Highlights

Future magnetic memory devices could rely on the quantum metric

CQT’s Weibo Gao and colleagues report in Nature a phenomenon that could enable data read-out from antiferromagnetic materials
21 September 2023

(From left) NTU PhD student Zhang Chusheng and NTU Senior Research Fellow Wang Naizhou are pictured with the cryogenic superconducting magnet setup used to measure devices made with flakes of MnBi2Te4.

 

An international team of researchers led by CQT Principal Investigator Gao Weibo have discovered they can measure the ‘quantum metric’ – and in the process surface a category of materials promising for use in magnetic memories and other electronic devices. The team report their experimental results in Nature. The paper appears in the 21 September print edition after advance online publication in June.

The quantum metric is a fundamental part of the description of a quantum state. It relates to the shape, or topology, of a state. Theorists had predicted the quantum metric should give rise to some unusual properties in magnetic topological materials. Now, Weibo and his team, including collaborators in China, Israel and Japan, have become the first to demonstrate the effects by electrical transport measurement.

The researchers foresee applications. “Our discovery provides a straightforward way to read data stored in antiferromagnets by being able to distinguish the two states the materials can take,” said Weibo, in an announcement by the Nanyang Technological University, Singapore, where he is an Associate Professor. “The findings advance research in using antiferromagnets for computer memory in the future.”

Antiferromagnetic materials are attractive for designing memory devices because they are less sensitive to data corruption by external magnetic fields than materials used today.

The researchers studied the antiferromagnetic material manganese bismuth telluride, or MnBi2Te4.

Types of magnetism

The magnetism of a material comes from the electron spin of its atoms. Conventional magnetic memory devices use ferromagnetic materials, such as iron, cobalt and their alloys, where the electron spins align with neighbouring spins to point in the same direction. In antiferromagnetic materials, on the other hand, the spins of neighbouring atoms point in opposite directions.
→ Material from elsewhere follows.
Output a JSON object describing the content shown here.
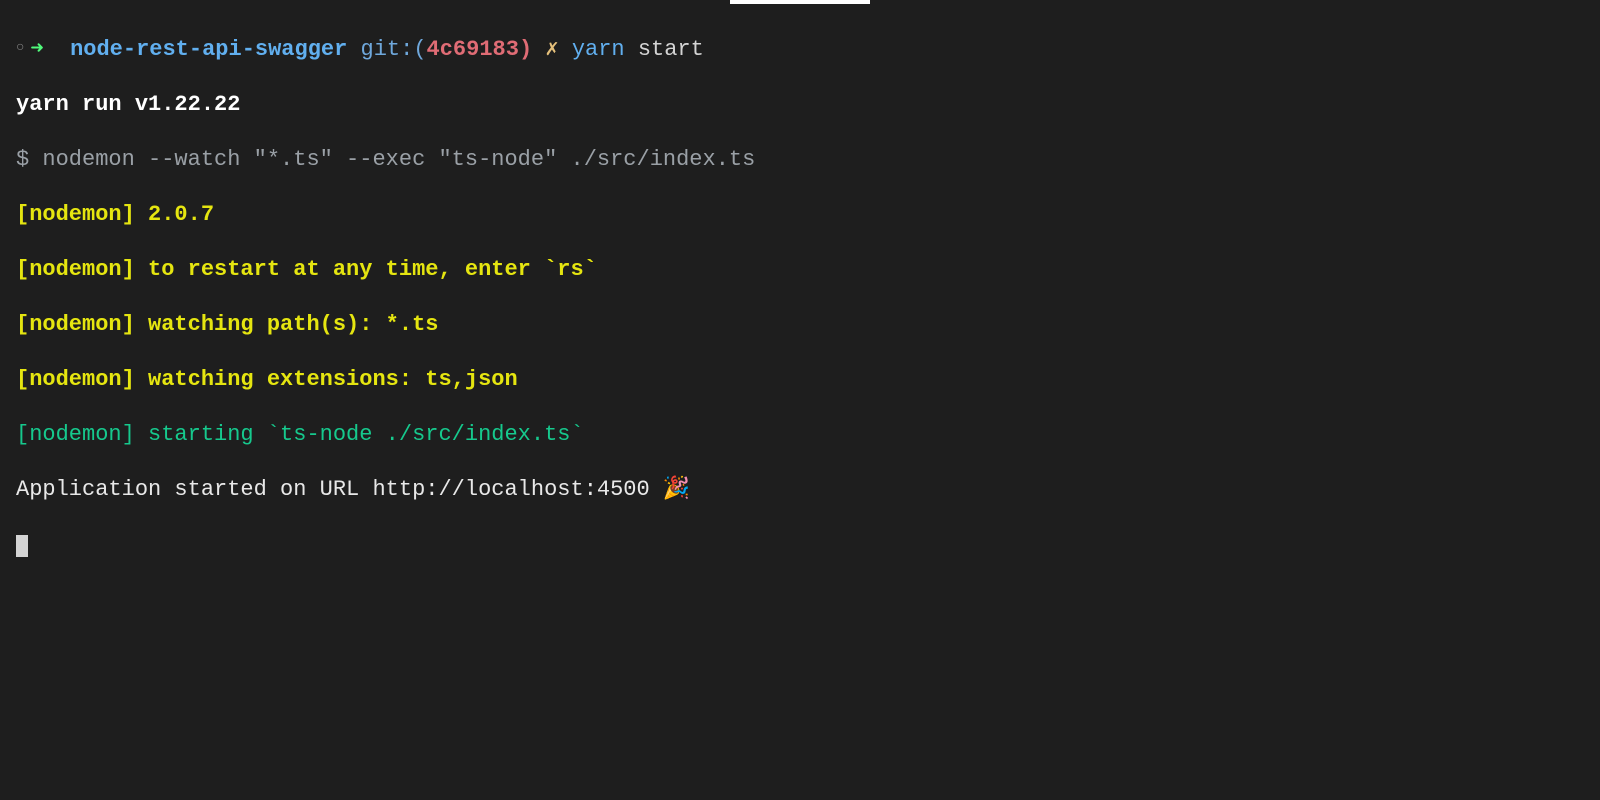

Weibo and his team worked with crystal flakes of MnBi2Te4 just a few layers of atoms thick. When there are an even number of layers, the manganese atoms within each layer align ferromagnetically, but each layer points in the opposite direction to the layer below it. That makes the material antiferromagnetic overall.

The researchers did most of their measurements on a sheet of MnBi2Te4 four layers thick. It has two different antiferromagnetic ground states, depending on the direction the spins aligned in different layers. The spins of each layer can be aligned, eg, either “up-down-up-down” or “down-up-down-up” – and you could label these a “0” state and “1” state to store data.

Bit flips

The researchers could flip their material between the two states by applying a magnetic field. They studied how the different spin orders affected the movement of electrons through the material. The electrical transport measurements were performed in a cryogenic-free cryostat equipped with a superconducting magnet at temperatures.

When a current was injected, the researchers found that the voltage across the material scaled nonlinearly – a nonlinear anomalous Hall effect – and had a different sign in each of the two ground states. This transport phenomenon arises from the quantum metric.

Practically, the distinct voltage signals for opposite spin orders offer a solution to the problem of reading data stored in antiferromagnets. Data store in ferromagnetic materials can easily be read out from the magnetic field generated by the different alignment of the 0 and 1 states, but antiferromagnetic materials do not produce magnetic fields.

Weibo’s results show data could be read electrically: for example, a positive voltage could show MnBi2Te4 was in a state representing 0 and a negative voltage that MnBi2Te4 was in a state representing 1. These material properties could also be exploited in rectifying devices that convert AC to DC current.

The team believes that other antiferromagnets will display similar quantum metric-induced behaviours. They did their experiments at temperatures a few degrees above absolute zero. Their next step will be to look for materials that can encode data at room temperature.